«Почему?»
«Что ей здесь делать?»
«Помогала по хозяйству, как и ты».
Помогала по хозяйству, как она! Вот так новость! Помогала по хозяйству, как она! Что это значит? Топила печку, кипятила чай, варила обед? Но она же здесь не ночевала, нет? Пришла утром, а ушла вечером, да?
«Ночевала».
«Но здесь же одни нары… вот эти!» — вскрикивает Галочка.
Наверно, она в легкой панике. Может быть, прыжком соскакивает с этих самых нар, точно они внезапно ее обожгли. Это что же происходит, граждане! Тоня, ее подруга — не подруга, но все-таки скорей подруга, чем не подруга, которая на ее глазах отваживала пилотов так, что они побыстрей бежали к своим самолетам, заводили их и улетали подальше… Тоня, обрывающая всякие разговоры о мужчинах и, кажется, втайне осуждающая ее, Галочку, за легкомысленную общительность… грубая, некрасивая Тоня, Тоня-мужененавистница, приходит сюда, в зимовье, где только одни нары, и остается ночевать!
«Но вы же не… У вас же не так было, как у нас, нет?» — лепечет потрясенная воспитательница.
А вот на такие вопросы он не отвечает! Есть Тоня, можно спросить у Тони, если уж так интересно. «Залезай обратно, а то замерзнешь».
Нет, подожди! Она так не может, чтобы не разобраться. Она у печки посидит на корточках и покурит. У нее голова кругом идет, заколебал он ее совсем! Тоня и он, да это же… как это? это же нонсенс! Настоящий нонсенс! Она же слова сказать не может, ее подруга — не подруга, и вообще, она на борца-тяжеловеса похожа… и потом, она поклялась, что никогда-никогда, а у нее сила воли о-е-ей! Правильно рассуждаю?

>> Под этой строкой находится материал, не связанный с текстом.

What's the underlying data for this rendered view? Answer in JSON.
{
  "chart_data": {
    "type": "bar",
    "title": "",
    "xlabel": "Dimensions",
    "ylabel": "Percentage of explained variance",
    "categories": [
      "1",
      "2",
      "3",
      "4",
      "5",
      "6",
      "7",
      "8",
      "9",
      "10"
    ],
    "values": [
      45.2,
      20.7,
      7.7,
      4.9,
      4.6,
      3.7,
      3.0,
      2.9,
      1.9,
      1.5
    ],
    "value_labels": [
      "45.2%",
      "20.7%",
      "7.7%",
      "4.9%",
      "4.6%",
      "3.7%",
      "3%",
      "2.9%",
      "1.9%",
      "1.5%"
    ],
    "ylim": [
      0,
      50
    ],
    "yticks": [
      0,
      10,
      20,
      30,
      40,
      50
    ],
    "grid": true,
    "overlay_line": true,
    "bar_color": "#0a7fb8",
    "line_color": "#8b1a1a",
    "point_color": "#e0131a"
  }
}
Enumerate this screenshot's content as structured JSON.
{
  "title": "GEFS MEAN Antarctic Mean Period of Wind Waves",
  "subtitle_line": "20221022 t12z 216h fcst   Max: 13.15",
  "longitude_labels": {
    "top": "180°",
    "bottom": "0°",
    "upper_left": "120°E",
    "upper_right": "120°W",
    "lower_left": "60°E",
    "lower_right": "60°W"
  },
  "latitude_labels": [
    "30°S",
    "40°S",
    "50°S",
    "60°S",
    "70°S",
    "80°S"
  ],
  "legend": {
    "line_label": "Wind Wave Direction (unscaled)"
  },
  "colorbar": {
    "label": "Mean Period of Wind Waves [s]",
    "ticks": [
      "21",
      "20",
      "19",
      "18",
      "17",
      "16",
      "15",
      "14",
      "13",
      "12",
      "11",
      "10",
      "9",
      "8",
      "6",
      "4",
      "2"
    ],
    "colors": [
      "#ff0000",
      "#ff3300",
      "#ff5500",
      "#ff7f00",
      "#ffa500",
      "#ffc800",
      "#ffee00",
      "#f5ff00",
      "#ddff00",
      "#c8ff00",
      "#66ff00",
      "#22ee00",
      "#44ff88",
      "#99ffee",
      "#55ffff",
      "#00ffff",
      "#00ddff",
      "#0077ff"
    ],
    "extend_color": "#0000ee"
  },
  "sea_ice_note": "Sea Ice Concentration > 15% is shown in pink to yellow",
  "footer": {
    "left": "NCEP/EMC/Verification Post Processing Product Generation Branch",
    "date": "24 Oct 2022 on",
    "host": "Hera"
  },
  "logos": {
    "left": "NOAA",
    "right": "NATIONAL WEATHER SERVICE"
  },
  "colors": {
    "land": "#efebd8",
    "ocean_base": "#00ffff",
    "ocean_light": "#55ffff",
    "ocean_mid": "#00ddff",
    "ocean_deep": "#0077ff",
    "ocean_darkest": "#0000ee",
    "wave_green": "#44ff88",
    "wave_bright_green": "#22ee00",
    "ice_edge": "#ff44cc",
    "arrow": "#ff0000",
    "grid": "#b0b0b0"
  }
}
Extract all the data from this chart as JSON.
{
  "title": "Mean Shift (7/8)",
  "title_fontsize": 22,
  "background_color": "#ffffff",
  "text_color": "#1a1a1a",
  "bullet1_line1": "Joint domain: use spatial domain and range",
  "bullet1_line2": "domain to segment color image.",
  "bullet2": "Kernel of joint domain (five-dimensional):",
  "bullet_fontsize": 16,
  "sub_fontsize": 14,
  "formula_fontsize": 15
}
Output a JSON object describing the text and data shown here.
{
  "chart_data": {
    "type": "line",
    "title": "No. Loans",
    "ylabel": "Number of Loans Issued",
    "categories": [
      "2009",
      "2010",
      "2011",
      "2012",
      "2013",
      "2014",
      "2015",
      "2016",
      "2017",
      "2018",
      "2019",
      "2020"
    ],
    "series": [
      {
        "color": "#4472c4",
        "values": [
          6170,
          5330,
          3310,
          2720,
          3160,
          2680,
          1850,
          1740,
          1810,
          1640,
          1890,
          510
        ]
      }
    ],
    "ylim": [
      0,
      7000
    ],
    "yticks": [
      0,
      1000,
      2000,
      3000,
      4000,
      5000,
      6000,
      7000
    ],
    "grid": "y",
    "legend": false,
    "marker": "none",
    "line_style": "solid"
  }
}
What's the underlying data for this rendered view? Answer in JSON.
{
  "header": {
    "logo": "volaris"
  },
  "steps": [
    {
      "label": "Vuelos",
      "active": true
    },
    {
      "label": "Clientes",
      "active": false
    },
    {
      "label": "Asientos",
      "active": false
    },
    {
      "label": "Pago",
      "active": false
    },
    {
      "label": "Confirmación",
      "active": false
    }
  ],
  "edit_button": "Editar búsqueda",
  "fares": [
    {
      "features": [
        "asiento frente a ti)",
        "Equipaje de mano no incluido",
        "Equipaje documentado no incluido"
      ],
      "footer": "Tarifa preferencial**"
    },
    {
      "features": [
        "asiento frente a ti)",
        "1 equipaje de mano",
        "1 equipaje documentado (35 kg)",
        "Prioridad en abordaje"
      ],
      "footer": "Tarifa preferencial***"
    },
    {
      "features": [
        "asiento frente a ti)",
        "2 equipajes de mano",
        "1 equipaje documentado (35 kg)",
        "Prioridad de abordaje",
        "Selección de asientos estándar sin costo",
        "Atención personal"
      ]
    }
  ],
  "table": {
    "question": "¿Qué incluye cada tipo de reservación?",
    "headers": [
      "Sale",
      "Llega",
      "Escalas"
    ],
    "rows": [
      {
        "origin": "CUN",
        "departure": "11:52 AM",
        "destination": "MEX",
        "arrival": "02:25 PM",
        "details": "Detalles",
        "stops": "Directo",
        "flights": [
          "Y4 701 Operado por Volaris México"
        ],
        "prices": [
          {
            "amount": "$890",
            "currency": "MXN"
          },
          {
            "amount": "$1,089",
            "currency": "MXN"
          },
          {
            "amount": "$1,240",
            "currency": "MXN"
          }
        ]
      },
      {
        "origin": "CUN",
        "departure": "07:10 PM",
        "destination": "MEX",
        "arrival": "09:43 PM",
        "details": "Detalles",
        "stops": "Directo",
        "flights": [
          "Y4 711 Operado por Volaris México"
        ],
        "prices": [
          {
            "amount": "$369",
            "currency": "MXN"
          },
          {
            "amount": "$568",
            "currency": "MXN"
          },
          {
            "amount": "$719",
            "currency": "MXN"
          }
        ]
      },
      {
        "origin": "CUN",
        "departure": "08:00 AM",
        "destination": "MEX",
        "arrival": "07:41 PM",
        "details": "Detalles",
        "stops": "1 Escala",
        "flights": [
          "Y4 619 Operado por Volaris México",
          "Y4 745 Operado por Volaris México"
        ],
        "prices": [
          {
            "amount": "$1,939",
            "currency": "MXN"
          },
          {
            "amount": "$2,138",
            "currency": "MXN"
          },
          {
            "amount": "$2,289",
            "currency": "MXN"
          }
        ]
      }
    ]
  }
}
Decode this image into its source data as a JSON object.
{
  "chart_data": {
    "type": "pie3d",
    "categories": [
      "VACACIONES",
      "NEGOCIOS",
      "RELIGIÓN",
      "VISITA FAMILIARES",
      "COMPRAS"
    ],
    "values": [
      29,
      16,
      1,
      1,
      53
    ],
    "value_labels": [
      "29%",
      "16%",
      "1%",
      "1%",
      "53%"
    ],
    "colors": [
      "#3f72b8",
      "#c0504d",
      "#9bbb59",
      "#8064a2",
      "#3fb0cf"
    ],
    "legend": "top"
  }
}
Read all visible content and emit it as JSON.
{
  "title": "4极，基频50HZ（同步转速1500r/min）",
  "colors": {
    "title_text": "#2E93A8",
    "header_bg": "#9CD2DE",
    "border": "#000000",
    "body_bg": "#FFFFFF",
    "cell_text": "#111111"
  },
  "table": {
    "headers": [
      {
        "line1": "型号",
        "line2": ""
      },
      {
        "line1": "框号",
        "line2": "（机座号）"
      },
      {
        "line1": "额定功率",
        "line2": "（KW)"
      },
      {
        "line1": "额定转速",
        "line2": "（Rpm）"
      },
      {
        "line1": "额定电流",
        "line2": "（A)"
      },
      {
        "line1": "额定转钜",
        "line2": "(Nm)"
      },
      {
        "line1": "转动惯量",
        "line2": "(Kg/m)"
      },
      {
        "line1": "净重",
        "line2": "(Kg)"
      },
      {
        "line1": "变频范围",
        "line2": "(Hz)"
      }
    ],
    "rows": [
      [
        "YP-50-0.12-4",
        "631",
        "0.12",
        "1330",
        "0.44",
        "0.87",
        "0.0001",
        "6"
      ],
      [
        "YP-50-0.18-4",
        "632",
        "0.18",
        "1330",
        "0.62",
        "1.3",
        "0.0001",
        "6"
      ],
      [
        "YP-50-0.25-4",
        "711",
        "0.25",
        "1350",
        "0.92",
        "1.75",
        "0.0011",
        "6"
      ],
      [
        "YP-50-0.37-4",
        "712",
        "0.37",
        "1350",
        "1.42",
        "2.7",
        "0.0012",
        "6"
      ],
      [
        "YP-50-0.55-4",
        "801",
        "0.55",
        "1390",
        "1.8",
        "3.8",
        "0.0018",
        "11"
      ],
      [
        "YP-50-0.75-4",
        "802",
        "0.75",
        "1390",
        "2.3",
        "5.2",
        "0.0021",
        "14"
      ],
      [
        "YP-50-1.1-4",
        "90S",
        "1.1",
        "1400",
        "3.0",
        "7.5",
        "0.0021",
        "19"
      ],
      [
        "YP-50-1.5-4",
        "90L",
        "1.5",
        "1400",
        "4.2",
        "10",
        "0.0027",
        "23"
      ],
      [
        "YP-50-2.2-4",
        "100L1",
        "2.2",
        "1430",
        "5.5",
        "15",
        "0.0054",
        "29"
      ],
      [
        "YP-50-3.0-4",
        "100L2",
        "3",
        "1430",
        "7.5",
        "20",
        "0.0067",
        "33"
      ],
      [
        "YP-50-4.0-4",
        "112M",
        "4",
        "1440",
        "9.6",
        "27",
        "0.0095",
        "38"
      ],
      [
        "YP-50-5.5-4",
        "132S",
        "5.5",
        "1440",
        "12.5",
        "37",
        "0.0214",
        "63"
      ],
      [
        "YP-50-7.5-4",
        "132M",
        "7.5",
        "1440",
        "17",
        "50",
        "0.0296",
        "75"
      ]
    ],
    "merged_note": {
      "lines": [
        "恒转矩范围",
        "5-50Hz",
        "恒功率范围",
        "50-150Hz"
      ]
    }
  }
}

Чернышев смеется. Что он может сказать?
А! — осеняет вдруг Галочку Терехову. Все понятно! Все ясно! Ее подруге — не подруге просто наскучило на фактории, и она решила проветриться, посмотреть на охотничью избушку. А дни-то какие короткие! Не успеет солнце взойти, сразу заходит! Пока она телепала на лыжах сюда, пока то да се, чай да разговоры, наступила ночь. А как ночью возвращаться? Вот и пришлось остаться здесь. А нары вон какие широкие, причем не обязательно ведь спать раздетым, можно и одетым, правильно? Да она, наверно, с него клятву взяла, что он к ней не притронется, а верней всего, положила рядом с собой полено, чтобы, если что, поленом по башке, правильно?
«Правильно, правильно. Залезай сюда».
«Нет, неправильно! — кричит Галочка Терехова. — Все неправильно! Все не так!» Она вспомнила, какое у Тоньки было лицо в аэропорту — странное-престранное! А это значит только одно: она влюбилась в него по уши! Вот теперь правильно! Влюбилась по уши, хотя клялась сто раз, что это ей не грозит. Вот влопалась — надо же! Ну, в общем-то, понятно: он такой красавчик, что даже ее, Галочку, в общем-то, привереду, в общем-то, заколебал! Но черта с два она поверит, хоть режь ее на куски, что Антонина может вот так, в считанные дни, стать кому-то близким человеком. Нет уж! Слабо ей! Она сто раз отмерит, прежде чем отрежет — пуганая потому что. А значит, ничего тут страшного не было и не могло быть! Правильная логика? Ну, скажи — правильная?
«Правильная. Молодец. Идешь или нет?»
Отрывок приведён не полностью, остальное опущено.